Recent advances in the development of cryogenic particle detectors such as magnetic microcalorimeters (MMCs) allow the fabrication of sensor arrays with an increasing number of pixels. Since these detectors must be operated at the lowest temperatures, the readout of large detector arrays is still quite challenging. This is especially true for the ECHo experiment, which presently aims to simultaneously run 6,000 two-pixel detectors to investigate the electron neutrino mass. For this reason, we developed a readout system based on a microwave SQUID multiplexer ($μ$MUX) that is operated by a custom software-defined radio (SDR) at room-temperature. The SDR readout electronics consist of three distinct hardware units: a data processing board with a Xilinx ZynqUS+ MPSoC; a converter board that features DACs, ADCs, and a coherent clock distribution network; and a radio frequency front-end board to translate the signals between the baseband and the microwave domains. Here, we describe the characteristics of the full-scale SDR system. First, the generated frequency comb for driving the $μ$MUX was evaluated. Subsequently, by operating the SDR in direct loopback, the crosstalk of the individual channels after frequency demultiplexing was investigated. Finally, the system was used with a 16-channel $μ$MUX to evaluate the linearity of the SDR, and the noise contributed to the overall readout setup.

Figures (4)

• Figure 1: Full-stack ECHo DAQ SDR electronics: digital processing board (left); analog/digital conversion board (center); high-frequency analog heterodyne mixer board (right).
• Figure 2: Frequency comb containing 4 of 5 subbands with 80 tones each, where the IQ imbalance is corrected and the power is equalized for all tones. A selected tone is highlighted and zoomed in.
• Figure 3: Evaluation of the channel separation. First, the analog wideband comb is separated into 5 subbands with 800 MHz each (left). Then, a polyphase filter bank within the digital domain channelizes individual tones into a TDM scheme. For simplicity, only an extract of the digital filter bank for one data stream is shown (right).

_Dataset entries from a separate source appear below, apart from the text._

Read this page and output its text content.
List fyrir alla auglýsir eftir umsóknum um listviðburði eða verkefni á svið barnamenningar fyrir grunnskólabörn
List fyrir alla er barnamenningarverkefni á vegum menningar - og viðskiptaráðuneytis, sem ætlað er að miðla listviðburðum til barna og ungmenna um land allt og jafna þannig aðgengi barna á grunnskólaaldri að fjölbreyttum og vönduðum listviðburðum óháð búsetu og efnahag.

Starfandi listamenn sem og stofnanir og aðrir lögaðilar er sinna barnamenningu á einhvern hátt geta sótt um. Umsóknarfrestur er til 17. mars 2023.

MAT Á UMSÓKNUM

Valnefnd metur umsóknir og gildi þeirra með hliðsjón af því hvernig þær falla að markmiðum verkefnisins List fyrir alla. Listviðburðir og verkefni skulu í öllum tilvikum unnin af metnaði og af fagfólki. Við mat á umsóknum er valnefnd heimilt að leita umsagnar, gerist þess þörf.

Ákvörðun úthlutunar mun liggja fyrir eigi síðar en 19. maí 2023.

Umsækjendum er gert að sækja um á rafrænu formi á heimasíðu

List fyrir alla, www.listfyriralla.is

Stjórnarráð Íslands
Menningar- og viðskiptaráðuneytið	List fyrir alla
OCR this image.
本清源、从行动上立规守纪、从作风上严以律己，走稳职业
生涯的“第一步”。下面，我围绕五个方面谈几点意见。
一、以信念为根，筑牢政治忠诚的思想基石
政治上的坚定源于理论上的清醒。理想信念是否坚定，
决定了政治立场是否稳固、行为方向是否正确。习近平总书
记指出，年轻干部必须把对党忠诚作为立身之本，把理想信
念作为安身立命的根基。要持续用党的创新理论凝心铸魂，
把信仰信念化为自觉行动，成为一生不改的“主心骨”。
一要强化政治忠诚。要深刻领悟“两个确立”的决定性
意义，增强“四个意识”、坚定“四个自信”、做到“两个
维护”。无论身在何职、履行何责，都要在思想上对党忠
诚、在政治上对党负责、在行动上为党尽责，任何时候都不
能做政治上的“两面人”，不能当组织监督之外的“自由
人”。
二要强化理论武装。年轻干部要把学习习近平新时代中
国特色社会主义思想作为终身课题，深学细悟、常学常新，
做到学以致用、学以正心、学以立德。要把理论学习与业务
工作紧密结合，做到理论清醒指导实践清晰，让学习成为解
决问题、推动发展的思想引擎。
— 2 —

• Figure 4: Full SDR system characterization connected to the cryogenic domain. Left: power spectral density (PSD) of the noise amplitude on a single demodulated channel. PSD is normalized to the carrier tone power to compensate for different input powers at the ADC in the two setups due to attenuation by cryostat electronics. Since the noise level of the RF loopback is below the full cryogenic setup, the SDR electronics do not significantly influence the measurement accuracy. Right: linearity on a single channel measured with a series of triangular input signals of increasing amplitude. The SDR response was calculated to $194 \pm 0.002 \mu A/ \Phi_{0}$.